Liquid effluent and solid waste management: Wastewater from the offices and other facilities enters the city sewer system. The company's operations generate wire scrap. A good deal of electrical and electronic material is kept for use as spare parts; if not usable for this purpose, it is sold to specialized recyclers. Nevertheless, the company should ensure the proper handling and disposal of construction debris such as gravel, rubble, earth, and refuse, in order to prevent negative impacts on the countryside and the environment.

Occupational Health and Safety: The company follows industrial safety policies equivalent to those used by Comisión Federal de Electricidad (CFE) and Compañía de Luz y Fuerza del Centro (LyF), which are the government agencies that supply electricity in Mexico. The industrial safety measures are followed for building and maintaining the company's telecommunications transmission lines, especially because the company uses poles owned by the government agencies CFE and LyF. These measures chiefly concern the use of insulating material in equipment and uniforms, protective eyewear, specialized tools, appropriate handling of conductive material near energized lines, signs and lights to keep vehicles and pedestrians away from work areas, and careful grid design to ensure structural strength and proper grounding in the event of lightning strikes, among others.

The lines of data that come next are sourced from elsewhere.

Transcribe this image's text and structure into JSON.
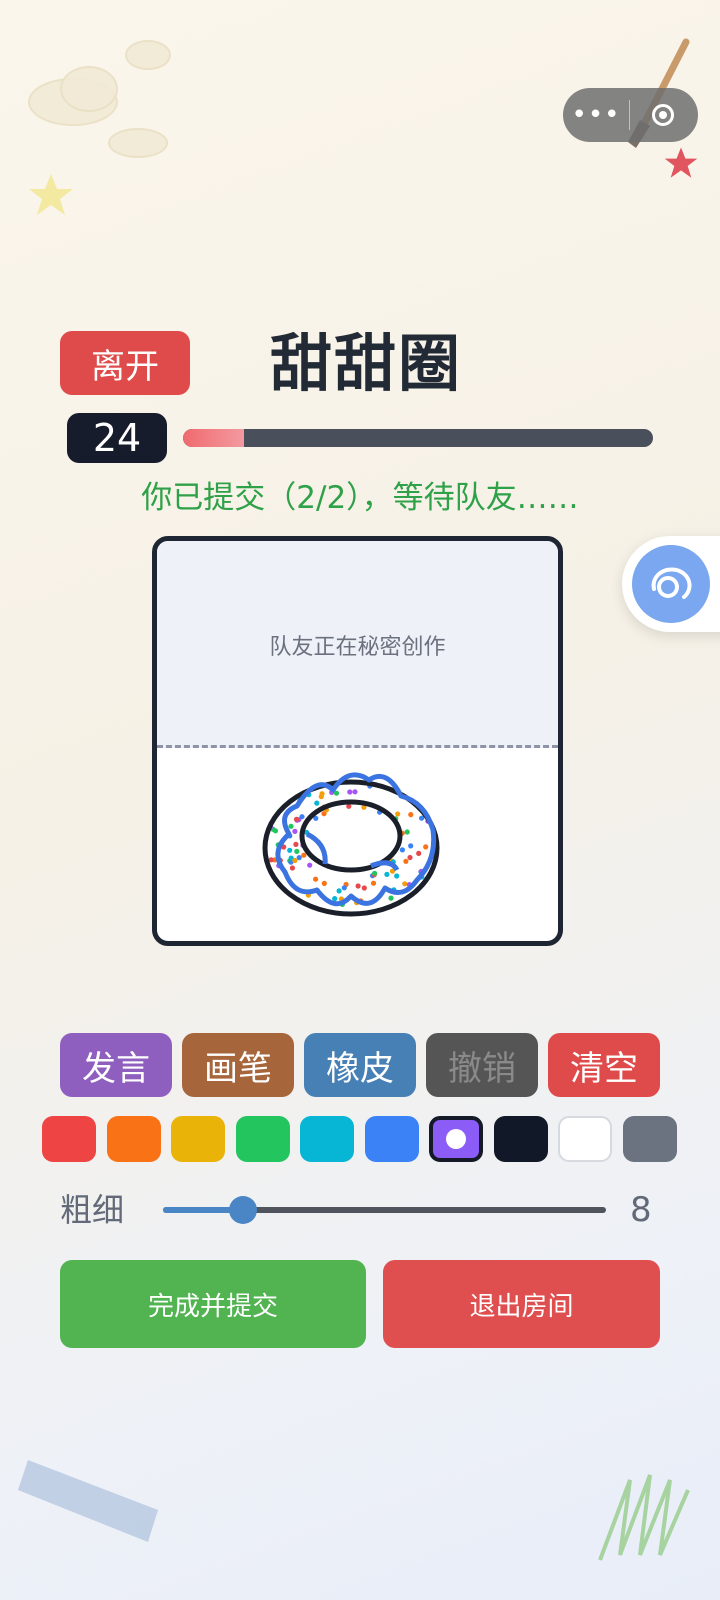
{
  "capsule": {
    "menu_icon": "more-dots-icon",
    "close_icon": "target-circle-icon"
  },
  "header": {
    "leave_label": "离开",
    "word": "甜甜圈"
  },
  "timer": {
    "value": "24",
    "progress": 0.13
  },
  "status": {
    "text": "你已提交（2/2），等待队友……"
  },
  "canvas": {
    "teammate_text": "队友正在秘密创作"
  },
  "float_button": {
    "icon": "chat-bubble-icon",
    "color": "#7aa7ef"
  },
  "tools": [
    {
      "label": "发言",
      "color": "#8f5fbf",
      "text_color": "#ffffff"
    },
    {
      "label": "画笔",
      "color": "#a6653a",
      "text_color": "#ffffff"
    },
    {
      "label": "橡皮",
      "color": "#4680b5",
      "text_color": "#ffffff"
    },
    {
      "label": "撤销",
      "color": "#555555",
      "text_color": "#8a8a8a"
    },
    {
      "label": "清空",
      "color": "#df4a4a",
      "text_color": "#ffffff"
    }
  ],
  "palette": {
    "colors": [
      "#ef4444",
      "#f97316",
      "#eab308",
      "#22c55e",
      "#06b6d4",
      "#3b82f6",
      "#8b5cf6",
      "#111827",
      "#ffffff",
      "#6b7280"
    ],
    "selected_index": 6
  },
  "brush_size": {
    "label": "粗细",
    "value": "8",
    "min": 1,
    "max": 40
  },
  "actions": {
    "submit_label": "完成并提交",
    "submit_color": "#52b351",
    "exit_label": "退出房间",
    "exit_color": "#df4f4f"
  }
}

The company's warehouses and receiving and control facilities have fire prevention and firefighting equipment as required by the relevant municipal authorities. The company also has insurance and firefighting equipment recommended by the insurance companies.

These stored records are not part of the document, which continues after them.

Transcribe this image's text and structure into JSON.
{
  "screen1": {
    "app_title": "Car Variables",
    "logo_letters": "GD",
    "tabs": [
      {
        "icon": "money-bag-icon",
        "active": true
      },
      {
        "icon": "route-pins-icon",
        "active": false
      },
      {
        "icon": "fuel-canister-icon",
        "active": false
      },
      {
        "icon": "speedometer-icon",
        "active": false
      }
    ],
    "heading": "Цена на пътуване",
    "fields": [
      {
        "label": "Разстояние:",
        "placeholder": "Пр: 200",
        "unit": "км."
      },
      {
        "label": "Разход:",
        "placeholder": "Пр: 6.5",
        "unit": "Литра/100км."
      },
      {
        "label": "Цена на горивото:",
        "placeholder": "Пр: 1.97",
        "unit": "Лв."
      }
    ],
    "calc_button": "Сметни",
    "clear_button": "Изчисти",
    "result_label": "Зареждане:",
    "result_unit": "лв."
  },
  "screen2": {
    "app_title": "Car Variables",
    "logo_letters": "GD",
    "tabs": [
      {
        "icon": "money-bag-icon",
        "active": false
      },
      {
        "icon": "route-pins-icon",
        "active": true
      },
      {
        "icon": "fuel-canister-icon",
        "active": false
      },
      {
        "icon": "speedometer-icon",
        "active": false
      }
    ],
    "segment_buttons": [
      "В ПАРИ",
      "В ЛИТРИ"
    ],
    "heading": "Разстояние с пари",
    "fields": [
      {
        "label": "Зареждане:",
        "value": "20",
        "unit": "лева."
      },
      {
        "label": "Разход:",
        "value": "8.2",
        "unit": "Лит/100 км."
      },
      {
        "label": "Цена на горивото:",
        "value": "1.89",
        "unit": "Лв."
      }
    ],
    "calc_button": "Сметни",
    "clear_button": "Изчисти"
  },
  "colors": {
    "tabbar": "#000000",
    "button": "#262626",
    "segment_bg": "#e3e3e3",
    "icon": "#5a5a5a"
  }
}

There is an employee and technician training program geared toward providing technicians with the knowledge and the skills they need to operate and maintain the company's grid nationwide. Training ranges from basic English classes to practice in the field. It includes audiovisual material on how to install services in homes, how to climb and work on poles safely, how to properly maintain bidirectional data grids, foreign certification for certain technical and administrative employees, instructor training to consolidate knowledge acquired overseas, certification by suppliers such as CISCO concerning knowledge and use of supplier training courses, among others.

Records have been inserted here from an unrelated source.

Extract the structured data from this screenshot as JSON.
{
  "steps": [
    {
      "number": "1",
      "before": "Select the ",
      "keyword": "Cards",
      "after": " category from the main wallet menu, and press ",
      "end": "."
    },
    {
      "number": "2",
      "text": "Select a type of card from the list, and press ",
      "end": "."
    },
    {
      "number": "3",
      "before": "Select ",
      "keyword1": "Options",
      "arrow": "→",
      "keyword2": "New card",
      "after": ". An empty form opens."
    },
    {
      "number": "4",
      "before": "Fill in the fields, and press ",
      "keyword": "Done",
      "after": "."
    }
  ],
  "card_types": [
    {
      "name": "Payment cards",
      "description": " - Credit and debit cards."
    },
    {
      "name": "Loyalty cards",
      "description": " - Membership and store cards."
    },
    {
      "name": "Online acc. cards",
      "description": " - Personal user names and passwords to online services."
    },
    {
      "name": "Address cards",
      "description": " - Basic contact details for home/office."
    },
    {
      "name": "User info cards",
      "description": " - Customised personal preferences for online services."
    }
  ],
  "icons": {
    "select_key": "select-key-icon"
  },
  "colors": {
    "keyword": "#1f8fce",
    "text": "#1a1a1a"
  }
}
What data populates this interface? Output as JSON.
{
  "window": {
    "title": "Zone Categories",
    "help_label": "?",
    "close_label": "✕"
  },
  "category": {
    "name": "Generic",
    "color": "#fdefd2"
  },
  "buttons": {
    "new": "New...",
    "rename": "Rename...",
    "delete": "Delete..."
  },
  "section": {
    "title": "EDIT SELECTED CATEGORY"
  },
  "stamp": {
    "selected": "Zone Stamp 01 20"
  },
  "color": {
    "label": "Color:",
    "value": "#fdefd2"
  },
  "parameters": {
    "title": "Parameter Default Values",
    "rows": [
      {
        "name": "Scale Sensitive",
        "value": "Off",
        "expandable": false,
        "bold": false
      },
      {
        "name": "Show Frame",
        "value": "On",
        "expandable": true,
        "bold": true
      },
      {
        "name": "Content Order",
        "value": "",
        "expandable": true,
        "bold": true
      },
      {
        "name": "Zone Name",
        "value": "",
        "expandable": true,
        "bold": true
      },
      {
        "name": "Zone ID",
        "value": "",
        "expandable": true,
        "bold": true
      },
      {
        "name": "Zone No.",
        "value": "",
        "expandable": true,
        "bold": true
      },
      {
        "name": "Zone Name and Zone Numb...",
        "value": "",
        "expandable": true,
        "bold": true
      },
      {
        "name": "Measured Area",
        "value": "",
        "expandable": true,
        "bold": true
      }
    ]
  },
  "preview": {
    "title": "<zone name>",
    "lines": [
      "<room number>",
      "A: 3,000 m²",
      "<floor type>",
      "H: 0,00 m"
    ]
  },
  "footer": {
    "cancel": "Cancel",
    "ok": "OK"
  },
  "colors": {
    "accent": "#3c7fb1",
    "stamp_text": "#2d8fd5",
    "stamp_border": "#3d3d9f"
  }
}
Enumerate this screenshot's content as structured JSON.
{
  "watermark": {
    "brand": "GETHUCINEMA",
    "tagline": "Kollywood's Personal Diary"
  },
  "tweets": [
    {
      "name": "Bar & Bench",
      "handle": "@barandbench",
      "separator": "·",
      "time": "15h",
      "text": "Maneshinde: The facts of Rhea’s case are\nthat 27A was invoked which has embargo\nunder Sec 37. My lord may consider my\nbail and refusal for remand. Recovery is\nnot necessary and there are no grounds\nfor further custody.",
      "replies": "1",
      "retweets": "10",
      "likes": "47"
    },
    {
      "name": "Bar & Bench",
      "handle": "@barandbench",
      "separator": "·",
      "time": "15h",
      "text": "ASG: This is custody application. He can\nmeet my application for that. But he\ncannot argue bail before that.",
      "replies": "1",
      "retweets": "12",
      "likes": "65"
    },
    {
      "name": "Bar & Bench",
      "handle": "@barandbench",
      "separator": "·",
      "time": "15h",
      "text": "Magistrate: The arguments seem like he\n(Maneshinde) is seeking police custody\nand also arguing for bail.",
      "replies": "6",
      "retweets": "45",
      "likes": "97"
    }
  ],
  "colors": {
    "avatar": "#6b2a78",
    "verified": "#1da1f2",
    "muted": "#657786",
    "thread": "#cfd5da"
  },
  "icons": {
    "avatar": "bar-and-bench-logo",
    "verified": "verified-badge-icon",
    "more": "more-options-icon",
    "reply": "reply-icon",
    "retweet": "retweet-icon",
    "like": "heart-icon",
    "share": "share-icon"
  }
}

Labor Considerations: Mexico is a signatory of many International Labour Organization (ILO) conventions, such as those protecting workers' rights and barring child labor; these conventions are reflected in applicable Mexican laws and regulations. The company meets domestic and international standards and complies with Secretaría del Trabajo (Mexico's Labor Department) standards. Workers are free to join unions; there are collective labor agreements based on geographic area with the two main Mexican television industry unions, known as SITATYR and STIRT. Both are part of the Confederación de Trabajadores de México (CTM). Labor union relations are considered good and constructive. The company provides its employees with a salary and benefits package that includes: paid vacation, vacation bonus, Christmas bonus averaging 30 days' pay, savings fund, social security, and life insurance. Nonunion contract employees also have major medical insurance and participate in the Mexican government retirement and housing programs.

Oversight and Compliance: The IIC will require the company to submit an environmental management plan acceptable to the IIC. The plan must include (1) a description of planned improvements to the system for handling solid waste; (2) a schedule for implementing environmental and safety measures; and (3) the components that are subject to yearly oversight. Throughout the project, the IIC will ensure compliance with its own environmental and labor review policies, review the verification reports that the Company submits each year, and make regular field visits as part of the project supervision process.